Published on: Thursday, 5 March 2020
Last updated: Thursday, 5 March 2020
Greater Anglia managing director Jamie Burles has pledged to do everything he can to make sure more trains run on time – following a big improvement in punctuality last year.
Last year, 35,000 trains which were late in 2018 arrived within one minute of their scheduled arrival time in 2019.
This followed a big push on punctuality, which saw regular “performance summits” with Network Rail, weekly meetings at Greater Anglia where every single minute of delay was analysed to see how it could be avoided again and a number of initiatives aimed at getting trains departing from stations on time.
Earlier this month, Greater Anglia received two awards for punctuality at the independent Golden Whistles Awards, including “most improved” operator for punctuality on the company’s commuter services in Essex and Hertfordshire, which rose by 13.1 per cent compared to the previous year.
Jamie Burles said: “Overall we saw punctuality rise last year – even though we had a very difficult December on our rural lines when signalling issues preventing us from running a full train service and set back our new trains roll-out programme, which I’m very sorry about.
“There have been some problems so far this year too on parts of our network – although we’re seeing punctuality and reliability improve on some of our rural lines, such as Norwich-Sheringham.

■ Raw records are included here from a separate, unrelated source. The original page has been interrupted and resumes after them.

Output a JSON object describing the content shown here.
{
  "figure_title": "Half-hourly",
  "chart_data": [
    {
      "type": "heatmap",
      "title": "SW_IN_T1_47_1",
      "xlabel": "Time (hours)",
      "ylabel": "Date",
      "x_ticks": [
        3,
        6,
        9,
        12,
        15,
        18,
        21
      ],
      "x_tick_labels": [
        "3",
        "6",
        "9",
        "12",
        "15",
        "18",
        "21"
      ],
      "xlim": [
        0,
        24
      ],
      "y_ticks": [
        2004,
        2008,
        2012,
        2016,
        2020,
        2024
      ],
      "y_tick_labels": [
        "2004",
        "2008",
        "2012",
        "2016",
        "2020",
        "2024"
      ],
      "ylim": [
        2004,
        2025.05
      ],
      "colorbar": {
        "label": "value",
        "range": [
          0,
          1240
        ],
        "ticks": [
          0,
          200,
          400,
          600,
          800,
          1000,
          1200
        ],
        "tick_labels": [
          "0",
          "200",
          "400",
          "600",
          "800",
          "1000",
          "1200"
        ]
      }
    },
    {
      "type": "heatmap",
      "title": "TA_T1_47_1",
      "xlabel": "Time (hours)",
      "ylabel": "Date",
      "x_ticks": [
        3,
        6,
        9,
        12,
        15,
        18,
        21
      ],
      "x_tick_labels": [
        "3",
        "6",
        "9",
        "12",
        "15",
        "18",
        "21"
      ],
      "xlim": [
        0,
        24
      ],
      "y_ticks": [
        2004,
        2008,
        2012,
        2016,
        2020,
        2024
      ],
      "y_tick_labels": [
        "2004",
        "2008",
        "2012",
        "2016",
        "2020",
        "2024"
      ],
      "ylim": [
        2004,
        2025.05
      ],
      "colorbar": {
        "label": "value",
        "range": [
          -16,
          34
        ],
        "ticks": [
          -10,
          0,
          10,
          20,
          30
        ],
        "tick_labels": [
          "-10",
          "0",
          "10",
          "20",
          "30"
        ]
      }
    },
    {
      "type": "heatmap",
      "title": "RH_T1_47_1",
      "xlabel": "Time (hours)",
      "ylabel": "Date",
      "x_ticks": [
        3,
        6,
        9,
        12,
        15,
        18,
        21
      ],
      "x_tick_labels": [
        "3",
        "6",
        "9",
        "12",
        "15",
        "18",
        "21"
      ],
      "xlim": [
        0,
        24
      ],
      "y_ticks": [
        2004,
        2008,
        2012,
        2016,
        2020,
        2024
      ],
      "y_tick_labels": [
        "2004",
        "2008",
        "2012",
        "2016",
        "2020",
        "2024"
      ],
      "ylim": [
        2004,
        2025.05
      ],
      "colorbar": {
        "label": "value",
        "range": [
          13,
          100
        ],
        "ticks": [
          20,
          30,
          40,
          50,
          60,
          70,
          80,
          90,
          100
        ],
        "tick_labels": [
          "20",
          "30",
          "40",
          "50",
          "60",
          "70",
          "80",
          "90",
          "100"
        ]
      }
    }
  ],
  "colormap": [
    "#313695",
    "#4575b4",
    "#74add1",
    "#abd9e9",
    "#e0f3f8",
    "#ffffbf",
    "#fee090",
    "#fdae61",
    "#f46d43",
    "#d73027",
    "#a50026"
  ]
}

“We are keeping our focus on punctuality – I know it can be better and I’m determined to make sure it does get better.
“We are continuing with all the actions we took last year, as well as looking for other innovations that will help us to give our customers what they want – a reliable and punctual train service.”
Last year’s actions in the joint Greater Anglia and Network Rail “Every Second Counts” punctuality drive included:
- A more proactive recovery policy established for dealing with delays caused by broken down trains
- Joint improvement plans drawn up by Greater Anglia and Network Rail
- Introduction of Japanese technology to plan the timetable more efficiently
- Network Rail set up a £10 million booster fund for initiatives specifically to improve performance, maintenance work on problem areas and removal of long-standing speed restrictions
In the coming year, Greater Anglia Network Rail will continue to hold joint performance summits.
Greater Anglia is using innovative software to monitor the punctuality of trains at stations, enabling the organisation to monitor late trains at stations and work out interventions to stop them being consistently delayed.
Network Rail is focusing on improvement works at Liverpool Street to reduce delays caused by infrastructure problems at the station such as points failure or signalling issues.Ellie Burrows, Network Rail’s managing director for Anglia, said: “I’m determined to improve performance across the region by working closely with our train operators to deliver the levels of service our passengers rightly expect.
“While we’ve seen some good progress there is further to go. We’re upgrading track and overhead wiring systems to improve the reliability of the infrastructure across the region while also looking at how we better recover the service when incidents do happen.”
Greater Anglia has replaced all of its old diesel trains with brand new trains which, despite some teething problems as they bed in, are beginning to increase reliability across the company’s rural train lines.
The company has also started replacing all of the old intercity trains which run between Norwich-Liverpool Street.
This year will see the start of the roll-out of brand-new electric commuter trains, built in the UK by Bombardier, which will replace all the company’s existing electric trains which run on lines in Essex, Cambridgeshire, Hertfordshire and from Ipswich.